Friday, November 13, 2009

That “Special” Time of Year

‘Tis the season when a doctor’s fancy turns toward… re-credentialing. Not roasted turkey with family and football. Not jingle bells and candles. Just packet after packet from insurers and hospitals wanting to know all about you.

Credentialling

They all want the same information in different order:

  • Are you still licensed?
  • Are you still board certified?
  • Has anyone sued you?
  • Are you impaired in your ability to practice?
  • Have you kept up your skills?
  • Are you insured for malpractice?

Copies of your CV, your license, your DEA certificate, and your continuing medical education coursework accompany each form. You must also supply 3 to 5 peer references who are familiar with your practice. Also, your original signature (NO STAMPS) in 3 to 7 places.

Perhaps they would like a note from my kindergarten teacher? I believe she died, but a séance wouldn’t be much more work…

Repeat this process for each hospital or clinic at which you see patients. Fill out similar forms for every insurer. Then have your secretary make and keep copies (because at least one application will be lost).

As I struggle through this quagmire of paperwork, I wonder why this cumbersome process still exists. All of these parties request the same information; perhaps they could get together and come up with a single universal form. Even better, we could put that universal process form online. The amount of paper I am required to submit boggles the mind. The requirements can be interesting as well; some parties want only black ink while others specify only blue pens be used. (One year I used purple just to, perhaps, cause a bit of trouble.)

When you add up the cost in paper, time, and postage, we could put together a national online web-based process. Collecting these sorts of data is not rocket science. Of course, it would require some cooperation among competitors, but it is within reach.
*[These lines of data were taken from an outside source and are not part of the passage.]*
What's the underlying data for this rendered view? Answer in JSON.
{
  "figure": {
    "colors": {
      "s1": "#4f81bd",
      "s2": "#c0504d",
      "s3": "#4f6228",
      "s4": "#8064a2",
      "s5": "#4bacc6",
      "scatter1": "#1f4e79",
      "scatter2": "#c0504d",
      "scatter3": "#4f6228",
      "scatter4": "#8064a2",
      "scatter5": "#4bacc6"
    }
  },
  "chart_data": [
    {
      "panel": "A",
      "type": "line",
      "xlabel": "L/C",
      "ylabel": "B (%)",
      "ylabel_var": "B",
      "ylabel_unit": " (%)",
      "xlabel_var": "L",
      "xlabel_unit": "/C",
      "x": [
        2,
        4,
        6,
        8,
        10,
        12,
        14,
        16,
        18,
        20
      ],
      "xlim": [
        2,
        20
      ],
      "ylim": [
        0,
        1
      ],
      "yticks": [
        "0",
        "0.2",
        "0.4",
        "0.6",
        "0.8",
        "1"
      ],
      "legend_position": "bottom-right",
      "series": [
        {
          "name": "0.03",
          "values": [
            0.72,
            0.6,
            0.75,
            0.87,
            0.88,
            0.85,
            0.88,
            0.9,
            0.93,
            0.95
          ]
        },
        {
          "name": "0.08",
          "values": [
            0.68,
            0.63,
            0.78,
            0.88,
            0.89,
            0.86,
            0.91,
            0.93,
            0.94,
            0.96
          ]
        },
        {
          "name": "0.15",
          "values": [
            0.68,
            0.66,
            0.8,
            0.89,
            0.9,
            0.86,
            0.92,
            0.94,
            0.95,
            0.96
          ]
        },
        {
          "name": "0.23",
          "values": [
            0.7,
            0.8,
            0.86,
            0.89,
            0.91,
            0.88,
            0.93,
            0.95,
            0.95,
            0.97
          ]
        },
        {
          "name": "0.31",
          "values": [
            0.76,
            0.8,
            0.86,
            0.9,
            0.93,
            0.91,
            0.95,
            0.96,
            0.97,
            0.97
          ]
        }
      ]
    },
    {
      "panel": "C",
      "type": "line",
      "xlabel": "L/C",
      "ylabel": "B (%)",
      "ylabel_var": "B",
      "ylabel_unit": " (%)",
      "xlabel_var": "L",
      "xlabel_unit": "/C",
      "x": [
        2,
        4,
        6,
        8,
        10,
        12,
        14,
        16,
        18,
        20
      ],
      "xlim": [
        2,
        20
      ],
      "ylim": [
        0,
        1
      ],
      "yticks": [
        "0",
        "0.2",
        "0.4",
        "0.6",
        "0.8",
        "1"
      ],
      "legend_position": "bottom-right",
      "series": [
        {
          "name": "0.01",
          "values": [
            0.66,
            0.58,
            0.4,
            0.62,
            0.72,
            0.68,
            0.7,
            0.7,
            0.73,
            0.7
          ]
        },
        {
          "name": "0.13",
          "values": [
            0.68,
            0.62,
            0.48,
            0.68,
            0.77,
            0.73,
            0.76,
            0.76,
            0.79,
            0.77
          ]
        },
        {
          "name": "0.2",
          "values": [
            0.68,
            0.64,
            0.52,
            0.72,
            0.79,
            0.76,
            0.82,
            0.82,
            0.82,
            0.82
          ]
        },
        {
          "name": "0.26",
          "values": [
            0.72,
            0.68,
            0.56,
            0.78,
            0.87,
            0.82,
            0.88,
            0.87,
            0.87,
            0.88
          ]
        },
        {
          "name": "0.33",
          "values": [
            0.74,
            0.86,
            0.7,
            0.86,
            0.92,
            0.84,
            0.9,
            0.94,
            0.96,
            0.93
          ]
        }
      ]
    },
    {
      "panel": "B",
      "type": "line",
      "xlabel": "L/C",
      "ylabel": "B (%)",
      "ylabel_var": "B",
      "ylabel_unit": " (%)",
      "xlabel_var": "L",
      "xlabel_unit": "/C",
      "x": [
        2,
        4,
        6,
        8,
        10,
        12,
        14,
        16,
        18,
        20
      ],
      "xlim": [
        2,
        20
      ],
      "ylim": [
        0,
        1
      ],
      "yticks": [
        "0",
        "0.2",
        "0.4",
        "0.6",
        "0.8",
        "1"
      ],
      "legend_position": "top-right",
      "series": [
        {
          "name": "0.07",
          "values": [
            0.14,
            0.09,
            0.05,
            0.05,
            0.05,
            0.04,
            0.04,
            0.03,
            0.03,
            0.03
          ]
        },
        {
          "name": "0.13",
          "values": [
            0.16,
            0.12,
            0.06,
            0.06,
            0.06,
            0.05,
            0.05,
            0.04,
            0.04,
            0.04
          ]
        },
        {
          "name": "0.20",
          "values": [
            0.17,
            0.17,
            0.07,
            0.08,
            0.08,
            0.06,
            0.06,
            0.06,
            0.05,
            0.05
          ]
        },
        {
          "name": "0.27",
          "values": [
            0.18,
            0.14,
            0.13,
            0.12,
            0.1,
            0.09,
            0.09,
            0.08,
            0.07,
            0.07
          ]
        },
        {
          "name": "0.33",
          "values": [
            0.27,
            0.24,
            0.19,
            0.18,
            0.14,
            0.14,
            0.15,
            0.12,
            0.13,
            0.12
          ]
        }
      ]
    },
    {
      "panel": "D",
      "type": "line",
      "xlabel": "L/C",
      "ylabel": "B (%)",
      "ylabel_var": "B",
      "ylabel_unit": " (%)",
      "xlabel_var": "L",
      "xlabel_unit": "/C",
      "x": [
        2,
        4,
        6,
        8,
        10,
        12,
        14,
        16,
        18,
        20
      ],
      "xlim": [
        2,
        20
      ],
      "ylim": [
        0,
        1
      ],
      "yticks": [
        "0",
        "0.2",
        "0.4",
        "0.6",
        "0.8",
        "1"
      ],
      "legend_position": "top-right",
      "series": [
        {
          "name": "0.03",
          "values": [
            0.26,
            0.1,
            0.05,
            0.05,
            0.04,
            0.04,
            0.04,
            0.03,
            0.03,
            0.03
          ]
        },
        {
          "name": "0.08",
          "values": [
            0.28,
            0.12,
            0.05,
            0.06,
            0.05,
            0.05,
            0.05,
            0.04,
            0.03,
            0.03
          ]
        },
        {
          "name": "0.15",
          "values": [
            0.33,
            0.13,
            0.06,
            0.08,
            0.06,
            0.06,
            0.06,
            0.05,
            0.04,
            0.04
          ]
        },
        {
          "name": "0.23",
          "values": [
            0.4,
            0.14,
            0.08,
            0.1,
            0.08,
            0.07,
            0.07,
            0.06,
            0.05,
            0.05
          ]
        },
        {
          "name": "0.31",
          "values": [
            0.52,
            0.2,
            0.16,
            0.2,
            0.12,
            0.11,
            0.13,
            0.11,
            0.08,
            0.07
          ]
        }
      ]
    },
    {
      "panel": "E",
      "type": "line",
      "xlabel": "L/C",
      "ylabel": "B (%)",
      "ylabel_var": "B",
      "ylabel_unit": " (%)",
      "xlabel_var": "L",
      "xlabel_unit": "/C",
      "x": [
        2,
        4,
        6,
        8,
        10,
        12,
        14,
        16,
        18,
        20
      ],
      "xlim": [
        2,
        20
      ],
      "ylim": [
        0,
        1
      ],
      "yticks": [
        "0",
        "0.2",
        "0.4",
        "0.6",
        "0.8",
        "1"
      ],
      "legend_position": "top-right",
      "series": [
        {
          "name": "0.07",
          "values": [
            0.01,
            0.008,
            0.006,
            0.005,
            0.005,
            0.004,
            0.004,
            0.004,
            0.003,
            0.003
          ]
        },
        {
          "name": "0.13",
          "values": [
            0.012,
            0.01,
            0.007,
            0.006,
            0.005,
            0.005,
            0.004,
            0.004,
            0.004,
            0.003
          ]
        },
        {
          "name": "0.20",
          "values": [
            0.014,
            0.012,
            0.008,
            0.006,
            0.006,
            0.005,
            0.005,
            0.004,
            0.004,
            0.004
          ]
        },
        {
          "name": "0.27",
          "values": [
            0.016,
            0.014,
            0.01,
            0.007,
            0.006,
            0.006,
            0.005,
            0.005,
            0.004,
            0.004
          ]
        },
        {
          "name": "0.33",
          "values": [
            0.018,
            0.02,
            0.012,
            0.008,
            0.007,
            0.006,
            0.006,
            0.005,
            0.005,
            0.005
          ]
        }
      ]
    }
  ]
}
A bit of government guidance could make this reality! It would reduce administrative costs and reduce the hassle factor with a learning-curve less-steep than the electronic medical records funded by the stimulus plan!

Imagine filling out this stuff once… That would leave a lot more time for myself and my staff to enjoy family and football and bells and candles, not to mention actually taking care of patients and performing the rest of our academic duties.